Studying individual differences can provide insight into both variations across individuals and the neurocognitive process itself. Here, we observe that individuals with a higher executive aptitude are associated with a strategy that relies more on anterior PFC regions during semantic access task, which in turn was associated with greater recruitment of traditional semantic regions. This provides meaningful insight into ‘semantic’ processes by emphasising the link between traditionally executive and semantic processes in access to complex semantic information. This link between executive and semantic processing may highlight differences in learning strategies that influence knowledge acquisitions and potentially point towards educative interventions that may improve proficiency. At the same time, identifying substrate that led to better or worse performance may provide a basis for understanding changes that can occur over the lifespan or in the neurodegenerative cases such as Alzheimer’s disease, both in its full and prodromal form.
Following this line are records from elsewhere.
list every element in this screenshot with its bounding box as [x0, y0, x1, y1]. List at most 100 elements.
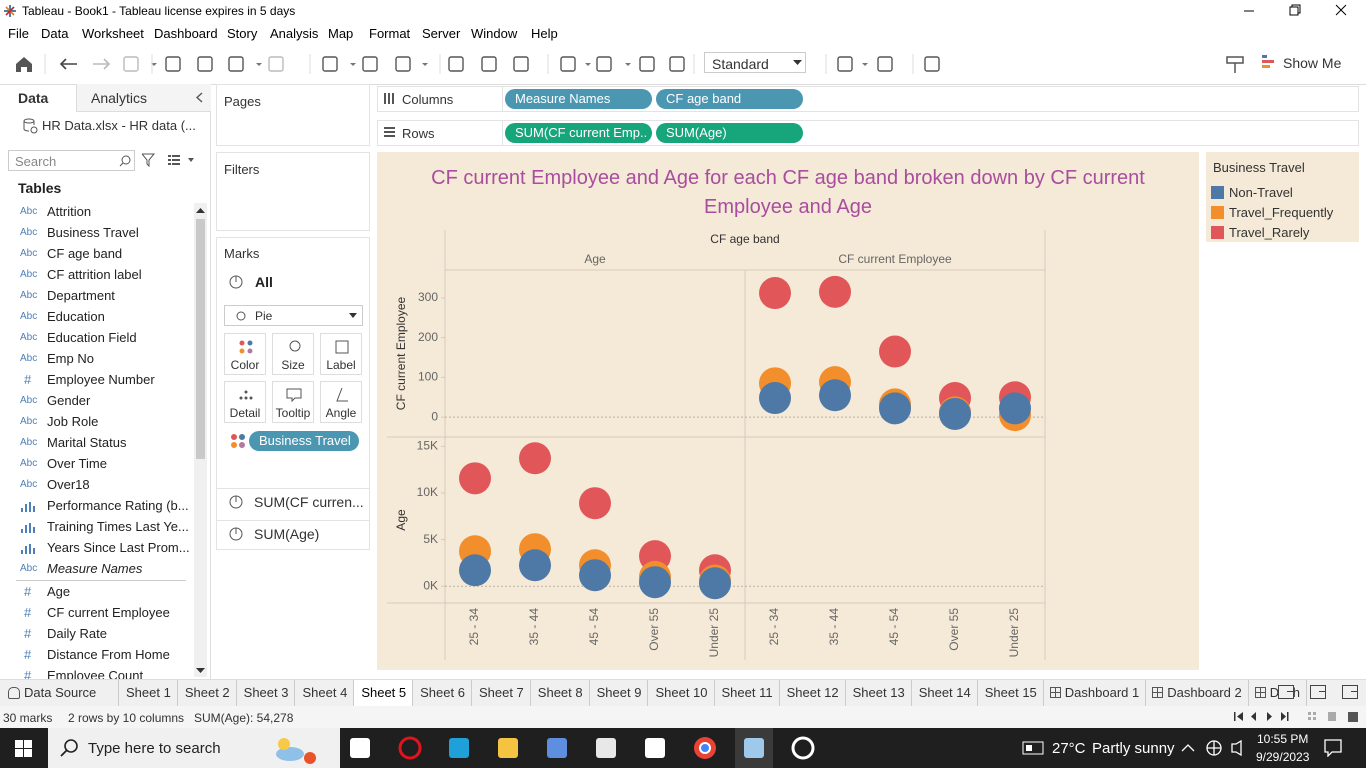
menu-item[interactable]: Window [471, 26, 518, 41]
tab-data[interactable]: Data [0, 84, 76, 112]
field-row[interactable]: Abc Department [0, 285, 190, 306]
toolbar-button[interactable] [596, 56, 612, 72]
filters-shelf[interactable]: Filters [216, 152, 370, 231]
dashboard-tab[interactable]: Dashboard 2 [1146, 680, 1249, 707]
row-pill[interactable]: SUM(Age) [656, 123, 803, 143]
toolbar-button[interactable] [837, 56, 853, 72]
highlight-icon[interactable] [1225, 54, 1245, 74]
toolbar-button[interactable] [669, 56, 685, 72]
toolbar-button[interactable] [59, 58, 77, 70]
row-pill[interactable]: SUM(CF current Emp.. [505, 123, 652, 143]
toolbar-button[interactable] [481, 56, 497, 72]
toolbar-button[interactable] [93, 58, 111, 70]
toolbar-button[interactable] [362, 56, 378, 72]
menu-item[interactable]: Analysis [270, 26, 319, 41]
window-controls[interactable] [1230, 0, 1366, 22]
datasource[interactable]: HR Data.xlsx - HR data (... [42, 118, 196, 133]
mark-type-dropdown[interactable]: Pie [224, 305, 363, 326]
column-pill[interactable]: CF age band [656, 89, 803, 109]
toolbar-button[interactable] [395, 56, 411, 72]
taskbar-app[interactable] [694, 737, 716, 759]
columns-shelf[interactable]: Columns Measure Names CF age band [377, 86, 1359, 112]
taskbar-app[interactable] [791, 736, 815, 760]
toolbar-button[interactable] [123, 56, 139, 72]
marks-button[interactable]: Label [320, 333, 362, 375]
toolbar-button[interactable] [560, 56, 576, 72]
toolbar-button[interactable] [513, 56, 529, 72]
status-controls[interactable] [1232, 711, 1362, 723]
data-source-tab[interactable]: Data Source [0, 680, 119, 707]
marks-measure[interactable]: SUM(CF curren... [254, 494, 364, 510]
marks-button[interactable]: Color [224, 333, 266, 375]
toolbar-button[interactable] [165, 56, 181, 72]
sheet-tab[interactable]: Sheet 15 [978, 680, 1044, 707]
legend-label[interactable]: Travel_Rarely [1229, 225, 1310, 240]
sheet-tab[interactable]: Sheet 5 [354, 680, 414, 707]
sheet-tab[interactable]: Sheet 12 [780, 680, 846, 707]
toolbar-button[interactable] [877, 56, 893, 72]
sheet-tab[interactable]: Sheet 10 [648, 680, 715, 707]
sheet-tab[interactable]: Sheet 11 [715, 680, 780, 707]
field-row[interactable]: Abc CF age band [0, 243, 190, 264]
dashboard-tab[interactable]: Dashboard 1 [1044, 680, 1147, 707]
show-me[interactable]: Show Me [1283, 55, 1342, 71]
field-row[interactable]: Abc Gender [0, 390, 190, 411]
field-row[interactable]: # Distance From Home [0, 644, 190, 665]
toolbar-button[interactable] [228, 56, 244, 72]
pane-tools[interactable] [142, 153, 196, 167]
pages-shelf[interactable]: Pages [216, 84, 370, 146]
field-row[interactable]: # Daily Rate [0, 623, 190, 644]
field-row[interactable]: # Employee Count [0, 665, 190, 679]
new-sheet-button[interactable] [1278, 685, 1294, 699]
field-row[interactable]: Abc Emp No [0, 348, 190, 369]
field-row[interactable]: # CF current Employee [0, 602, 190, 623]
menu-item[interactable]: Dashboard [154, 26, 218, 41]
sheet-tab[interactable]: Sheet 8 [531, 680, 590, 707]
taskbar-app[interactable] [498, 738, 518, 758]
menu-item[interactable]: Story [227, 26, 258, 41]
field-row[interactable]: Years Since Last Prom... [0, 537, 190, 558]
taskbar-app[interactable] [645, 738, 665, 758]
scroll-thumb[interactable] [196, 219, 205, 459]
marks-measure[interactable]: SUM(Age) [254, 526, 320, 542]
menu-item[interactable]: Worksheet [82, 26, 144, 41]
field-row[interactable]: Abc Measure Names [0, 558, 190, 579]
search-box[interactable]: Search [8, 150, 135, 171]
taskbar-app[interactable] [547, 738, 567, 758]
field-row[interactable]: Abc Attrition [0, 201, 190, 222]
field-row[interactable]: Abc Business Travel [0, 222, 190, 243]
field-row[interactable]: Abc Education [0, 306, 190, 327]
sheet-tab[interactable]: Sheet 3 [237, 680, 296, 707]
start-button[interactable] [15, 740, 33, 758]
tray-icons[interactable] [1180, 740, 1250, 756]
menu-item[interactable]: Map [328, 26, 354, 41]
field-row[interactable]: Performance Rating (b... [0, 495, 190, 516]
taskbar-app[interactable] [596, 738, 616, 758]
toolbar-button[interactable] [322, 56, 338, 72]
sheet-tab[interactable]: Sheet 4 [295, 680, 355, 707]
marks-button[interactable]: Size [272, 333, 314, 375]
toolbar-button[interactable] [924, 56, 940, 72]
toolbar-button[interactable] [268, 56, 284, 72]
legend-label[interactable]: Travel_Frequently [1229, 205, 1334, 220]
field-row[interactable]: Abc CF attrition label [0, 264, 190, 285]
toolbar-button[interactable] [639, 56, 655, 72]
field-row[interactable]: Abc Job Role [0, 411, 190, 432]
new-sheet-button[interactable] [1310, 685, 1326, 699]
toolbar-button[interactable] [16, 57, 32, 72]
toolbar-button[interactable] [448, 56, 464, 72]
notifications[interactable] [1324, 739, 1342, 757]
field-row[interactable]: # Employee Number [0, 369, 190, 390]
sheet-tab[interactable]: Sheet 1 [119, 680, 178, 707]
sheet-tab[interactable]: Sheet 6 [413, 680, 472, 707]
taskbar-app[interactable] [744, 738, 764, 758]
toolbar-button[interactable] [197, 56, 213, 72]
legend-label[interactable]: Non-Travel [1229, 185, 1293, 200]
menu-item[interactable]: Data [41, 26, 69, 41]
menu-item[interactable]: Help [531, 26, 558, 41]
marks-button[interactable]: Angle [320, 381, 362, 423]
collapse-icon[interactable] [195, 92, 203, 103]
taskbar-app[interactable] [398, 736, 422, 760]
sheet-tab[interactable]: Sheet 7 [472, 680, 531, 707]
sheet-tab[interactable]: Sheet 2 [178, 680, 237, 707]
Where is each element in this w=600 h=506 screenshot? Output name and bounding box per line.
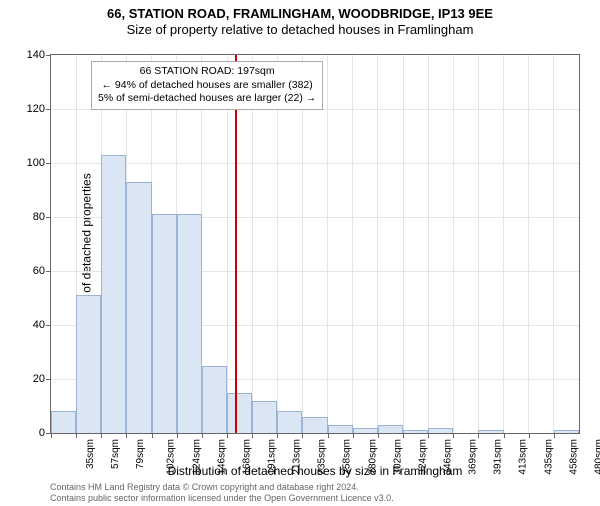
gridline-v [403, 55, 404, 433]
annotation-line1: 66 STATION ROAD: 197sqm [98, 65, 316, 79]
histogram-bar [403, 430, 428, 433]
ytick-label: 140 [27, 49, 45, 61]
footer-line2: Contains public sector information licen… [50, 493, 580, 504]
annotation-line3: 5% of semi-detached houses are larger (2… [98, 92, 316, 106]
xtick-mark [51, 433, 52, 438]
histogram-bar [227, 393, 252, 434]
xtick-mark [177, 433, 178, 438]
ytick-mark [46, 109, 51, 110]
ytick-mark [46, 217, 51, 218]
histogram-bar [478, 430, 503, 433]
gridline-v [428, 55, 429, 433]
xtick-label: 480sqm [593, 439, 600, 475]
histogram-bar [378, 425, 403, 433]
histogram-bar [277, 411, 302, 433]
gridline-v [528, 55, 529, 433]
chart-container: { "title": "66, STATION ROAD, FRAMLINGHA… [0, 6, 600, 506]
ytick-label: 60 [33, 265, 45, 277]
histogram-bar [353, 428, 378, 433]
ytick-label: 20 [33, 373, 45, 385]
xtick-mark [529, 433, 530, 438]
histogram-bar [101, 155, 126, 433]
ytick-mark [46, 379, 51, 380]
gridline-v [453, 55, 454, 433]
ytick-label: 0 [39, 427, 45, 439]
ytick-mark [46, 163, 51, 164]
histogram-bar [252, 401, 277, 433]
xtick-mark [101, 433, 102, 438]
xtick-mark [202, 433, 203, 438]
gridline-v [352, 55, 353, 433]
histogram-bar [177, 214, 202, 433]
plot-area: 020406080100120140 66 STATION ROAD: 197s… [50, 54, 580, 434]
footer-attribution: Contains HM Land Registry data © Crown c… [50, 482, 580, 504]
gridline-v [302, 55, 303, 433]
histogram-bar [328, 425, 353, 433]
histogram-bar [152, 214, 177, 433]
xtick-mark [554, 433, 555, 438]
xtick-mark [277, 433, 278, 438]
xtick-mark [227, 433, 228, 438]
footer-line1: Contains HM Land Registry data © Crown c… [50, 482, 580, 493]
gridline-v [252, 55, 253, 433]
chart-title: 66, STATION ROAD, FRAMLINGHAM, WOODBRIDG… [0, 6, 600, 21]
ytick-label: 100 [27, 157, 45, 169]
gridline-v [377, 55, 378, 433]
xtick-mark [378, 433, 379, 438]
annotation-line2: ← 94% of detached houses are smaller (38… [98, 79, 316, 93]
ytick-label: 120 [27, 103, 45, 115]
xtick-mark [353, 433, 354, 438]
gridline-v [277, 55, 278, 433]
xtick-mark [252, 433, 253, 438]
ytick-mark [46, 271, 51, 272]
ytick-mark [46, 325, 51, 326]
xtick-mark [403, 433, 404, 438]
xtick-mark [152, 433, 153, 438]
gridline-v [478, 55, 479, 433]
xtick-mark [504, 433, 505, 438]
histogram-bar [51, 411, 76, 433]
gridline-v [553, 55, 554, 433]
ytick-label: 40 [33, 319, 45, 331]
xtick-mark [126, 433, 127, 438]
gridline-h [51, 163, 579, 164]
xtick-mark [76, 433, 77, 438]
x-axis-label: Distribution of detached houses by size … [50, 464, 580, 478]
histogram-bar [554, 430, 579, 433]
ytick-label: 80 [33, 211, 45, 223]
histogram-bar [202, 366, 227, 434]
chart-subtitle: Size of property relative to detached ho… [0, 22, 600, 37]
reference-line [235, 55, 237, 433]
xtick-mark [478, 433, 479, 438]
histogram-bar [428, 428, 453, 433]
ytick-mark [46, 55, 51, 56]
histogram-bar [126, 182, 151, 433]
xtick-mark [453, 433, 454, 438]
histogram-bar [302, 417, 327, 433]
annotation-box: 66 STATION ROAD: 197sqm ← 94% of detache… [91, 61, 323, 110]
xtick-mark [428, 433, 429, 438]
xtick-mark [328, 433, 329, 438]
histogram-bar [76, 295, 101, 433]
xtick-mark [302, 433, 303, 438]
gridline-v [503, 55, 504, 433]
gridline-v [327, 55, 328, 433]
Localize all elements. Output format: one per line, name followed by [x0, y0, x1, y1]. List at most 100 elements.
In this work, we examined the neural differences that distinguish individuals with higher or lower capacity for semantic knowledge. Results indicate that during active access to complex factual knowledge, individuals with higher executive capacity relied more strongly on lateral anterior PFC, regions associated with memory-related executive functions, as well as vmPFC and the precuneus, areas implicated in semantic processing. Resting-state analysis verified the importance of anterior PFC in semantic processing, with measures of semantic aptitude predicting functional connectivity between the left anterior PFC and the precuneus at rest. These results highlight the importance of coordination between memory-related executive processes in the prefrontal cortex and default-mode regions involved in internalised cognition in the efficient processing of factual information. By contrast, lower semantic aptitude was associated with increased activation of the posterior dmPFC, and decreased connectivity between this region and left anterior PFC predicted better semantic aptitude. This suggests that reliance on semantic control operations within posterior dmPFC may lead to a lower capacity for processing more complex factual information.